A mega banda Cream definiu um estilo, influenciou gerações de músicos e ainda é considerada uma das maiores bandas de todos os tempos, embora o projeto tenha durado apenas dois anos. Foi muito intenso, isso é verdade – a biografia da banda mostra isso. E foi exatamente nesse período que Ginger iniciou seu processo de amadurecimento, ampliando e intensificando seus estudos de percussão. Ele conhecia todos os macetes do instrumento. Havia tocado com os melhores músicos do mundo. Também havia percorrido um longo caminho na trilha musical. Se fosse um artista acomodado ou atrás de uma fórmula de sucesso poderia ter continuado a reproduzir uma música como a que fazia na época do Cream atualizada aos nuances da moda. Porém, essa não era a intensão. No início dos anos 70 o mundo passava por inúmeras transformações. Guerras, revoluções culturais e embates políticos estavam na ordem do dia. O movimento da contracultura havia dado o ponta-pé inicial na corrida pela busca de estruturas de pensamento alternativas a ética do freeway of life. Ginger, assim como seus contemporâneos, comungava da sede por informações que fossem obtidas em outros lugares que não no mundo ocidental. Para não perder o trem história, nosso herói parte para a Nigéria ao encontro de seu amigo Fela Kuti. Ginger Baker abandona tudo - família, amigos e oportunidades. O baterista está em um dos seus períodos mais loucos. A viagem para a África é registrada no belíssimo documentário Ginger Baker na África (1971). Em Lagos gasta uma puta grana para montar um estúdio e grava pérolas, como o disco Why black man they suffer (1971), de Fela Kuti.
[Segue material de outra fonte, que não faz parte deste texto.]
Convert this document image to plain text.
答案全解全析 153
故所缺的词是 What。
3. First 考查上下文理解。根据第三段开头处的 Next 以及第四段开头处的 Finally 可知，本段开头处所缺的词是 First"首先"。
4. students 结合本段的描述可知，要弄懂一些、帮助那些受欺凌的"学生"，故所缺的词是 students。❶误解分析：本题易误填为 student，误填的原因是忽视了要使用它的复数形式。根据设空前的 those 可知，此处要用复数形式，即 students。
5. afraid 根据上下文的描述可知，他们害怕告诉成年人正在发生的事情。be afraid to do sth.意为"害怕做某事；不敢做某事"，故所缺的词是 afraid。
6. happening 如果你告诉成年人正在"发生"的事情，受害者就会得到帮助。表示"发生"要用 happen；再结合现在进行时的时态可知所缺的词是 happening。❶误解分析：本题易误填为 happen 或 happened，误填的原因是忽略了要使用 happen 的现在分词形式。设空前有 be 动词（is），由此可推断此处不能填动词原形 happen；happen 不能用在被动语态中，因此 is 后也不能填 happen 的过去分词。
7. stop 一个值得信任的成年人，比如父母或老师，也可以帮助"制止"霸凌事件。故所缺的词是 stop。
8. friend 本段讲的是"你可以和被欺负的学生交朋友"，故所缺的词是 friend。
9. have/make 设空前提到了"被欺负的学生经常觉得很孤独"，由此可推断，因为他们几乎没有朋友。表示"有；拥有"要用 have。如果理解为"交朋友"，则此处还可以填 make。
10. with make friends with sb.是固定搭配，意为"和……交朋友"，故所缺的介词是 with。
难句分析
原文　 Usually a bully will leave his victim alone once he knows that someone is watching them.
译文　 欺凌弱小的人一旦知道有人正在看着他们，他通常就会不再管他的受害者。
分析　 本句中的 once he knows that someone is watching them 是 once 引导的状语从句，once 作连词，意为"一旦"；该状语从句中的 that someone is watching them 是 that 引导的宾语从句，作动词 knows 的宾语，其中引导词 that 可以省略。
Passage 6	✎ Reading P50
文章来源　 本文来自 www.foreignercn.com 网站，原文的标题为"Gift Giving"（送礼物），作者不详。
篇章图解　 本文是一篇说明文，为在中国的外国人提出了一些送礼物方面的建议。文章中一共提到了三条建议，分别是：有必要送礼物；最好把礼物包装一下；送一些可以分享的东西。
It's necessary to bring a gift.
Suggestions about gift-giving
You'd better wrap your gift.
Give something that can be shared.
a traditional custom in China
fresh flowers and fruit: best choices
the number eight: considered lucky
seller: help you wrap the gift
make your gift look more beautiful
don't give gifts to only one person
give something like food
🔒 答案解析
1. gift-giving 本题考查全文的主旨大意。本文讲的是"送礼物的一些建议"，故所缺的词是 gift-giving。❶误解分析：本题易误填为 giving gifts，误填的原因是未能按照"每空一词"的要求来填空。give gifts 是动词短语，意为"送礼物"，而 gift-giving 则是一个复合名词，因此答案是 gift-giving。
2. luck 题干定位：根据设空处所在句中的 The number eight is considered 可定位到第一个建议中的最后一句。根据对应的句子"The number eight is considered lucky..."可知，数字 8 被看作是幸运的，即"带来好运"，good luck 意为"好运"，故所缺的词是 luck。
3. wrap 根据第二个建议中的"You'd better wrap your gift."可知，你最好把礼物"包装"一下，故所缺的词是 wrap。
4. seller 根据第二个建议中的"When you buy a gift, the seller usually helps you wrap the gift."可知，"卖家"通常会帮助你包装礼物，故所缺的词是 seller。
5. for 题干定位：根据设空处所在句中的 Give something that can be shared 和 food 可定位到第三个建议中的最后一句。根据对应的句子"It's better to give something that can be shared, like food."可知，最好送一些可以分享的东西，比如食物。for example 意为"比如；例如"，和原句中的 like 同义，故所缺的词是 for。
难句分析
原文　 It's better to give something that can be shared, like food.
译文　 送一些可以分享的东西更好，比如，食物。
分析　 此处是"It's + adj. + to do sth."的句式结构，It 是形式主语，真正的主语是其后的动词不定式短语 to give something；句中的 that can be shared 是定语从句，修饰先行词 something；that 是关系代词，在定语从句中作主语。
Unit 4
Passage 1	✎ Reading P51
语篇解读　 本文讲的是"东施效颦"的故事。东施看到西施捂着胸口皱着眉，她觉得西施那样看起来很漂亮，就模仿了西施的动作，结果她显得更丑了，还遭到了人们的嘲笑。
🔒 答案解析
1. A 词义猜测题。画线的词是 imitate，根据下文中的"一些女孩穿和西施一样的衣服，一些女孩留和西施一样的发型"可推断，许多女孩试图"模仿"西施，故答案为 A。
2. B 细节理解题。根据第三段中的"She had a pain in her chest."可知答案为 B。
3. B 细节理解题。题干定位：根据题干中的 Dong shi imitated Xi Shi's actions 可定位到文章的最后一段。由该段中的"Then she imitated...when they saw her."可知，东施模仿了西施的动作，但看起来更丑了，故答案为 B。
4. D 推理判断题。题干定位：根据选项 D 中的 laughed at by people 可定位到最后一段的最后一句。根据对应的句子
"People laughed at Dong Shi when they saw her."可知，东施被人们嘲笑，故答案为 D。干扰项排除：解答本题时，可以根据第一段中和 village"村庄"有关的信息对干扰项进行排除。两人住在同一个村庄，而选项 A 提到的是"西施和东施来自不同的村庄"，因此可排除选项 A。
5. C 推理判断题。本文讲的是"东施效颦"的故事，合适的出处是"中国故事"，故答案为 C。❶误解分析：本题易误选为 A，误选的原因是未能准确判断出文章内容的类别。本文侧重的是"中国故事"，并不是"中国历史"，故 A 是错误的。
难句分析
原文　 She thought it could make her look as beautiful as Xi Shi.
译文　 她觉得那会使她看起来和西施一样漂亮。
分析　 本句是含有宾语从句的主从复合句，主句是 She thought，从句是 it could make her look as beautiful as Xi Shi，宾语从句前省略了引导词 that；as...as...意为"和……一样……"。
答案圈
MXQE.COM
Obviamente, não podemos esquecer que nos anos 60 e 70 a indústria da cultura de massa e os meios de comunicação estavam em pleno desenvolvimento. A estabilidade econômica dos EUA no pós- guerra e os recursos disponibilizados por grandes empresas internacionais possibilitavam os mais diversos experimentos na tentativa de se criar produtos culturais cada vez mais lucrativos. Novos mercados se abriam à exploração. A criação da figura do adolescente enquanto público de consumo tomou grande impulso. Toda inovação poderia ser adicionada àquele caldo doce e colorido, cada vez mais atrativo para aquela camada de público. Algumas mercadorias tinham vida efêmera, outras se transformaram em uma eterna mina de dinheiro, como a criação do produto Beatles. A expansão das telecomunicações e o veloz desenvolvimento tecnológico empolgavam todos. Nessa pegada, as loucuras de Ginger na África rendem seu primeiro disco solo, Stratavarious (1972), contando com a participação de Fela Kuti, gravado no citado estúdio em Lagos. O que é interessante, é que a empresa Polydor Records – que naquele ano se tornava a mega empresa Polygram depois de sua fusão com a Philips – distribuiu o disco. Mesmo sabendo que o álbum não seria um grande sucesso era possível o investimento e o risco. Além do mais, haviam produtos já consagrados que garantiam seus astronômicos lucros e as experimentações poderiam auxiliar na criação de novas tendências entre outras jogadas comerciais.

 

Pensar em um artista como Ginger Baker nos dias atuais é muito difícil. A existência de um músico exótico e inusitado que recebe investimento da grande indústria fonográfica é possível apenas nessa época romântica das experimentações comerciais. Lógico que artistas de gigantesco talento e brilhante qualidade estética estão por aí. Mas, no contexto da arte POP, aquela sustentada pelo grande capital, esses fenômenos são raros. Hoje, com a complexidade das metodologias de pesquisa na área das tendências musicais, por exemplo, os produtos se tornaram cada vez mais padronizados pois são capazes de atender a espectativa de grandes públicos. Atualmente, a indústria fonográfica prefere concentrar totalmente seus investimentos em produtos musicais que terão garantida aceitação de público. Aquilo que dá certo, que gera publicidade e retorno imediato é exaustivamente explorado até seu esgotamento. Produtos semelhantes são ofertados simultaneamente. Quando é lançada uma nova moda musical ela não pode causar estranheza, deve conter muitos dos elementos da moda anterior, agora adaptados ao gosto do momento. Ou seja, o espaço para o experimentalismo no campo da música POP cedeu lugar ao domínio do fisiologismo técnico. Os produtos criados pela indústria fonográfica atual são meramente mercadorias de entretenimento. Essas mercadorias são um atentado a inteligência do público que as consome por serem forjadas com o que há de mais banal e superficial no universo da cultura. Seus ritmos e harmonias são estilizados, depois esterilizados e, finalmente, simplificados. As letras são vulgares e redundantes. A partir dessa lógica a conclusão será a seguinte: quanto mais simples o repertório musical e poético, maior será o público consumidor. E assim, os grandes veículos ocupam toda sua programação com mais do mesmo impedindo o acesso do grande público a variedade existente de opções e garantindo o máximo de lucro a cada lançamento.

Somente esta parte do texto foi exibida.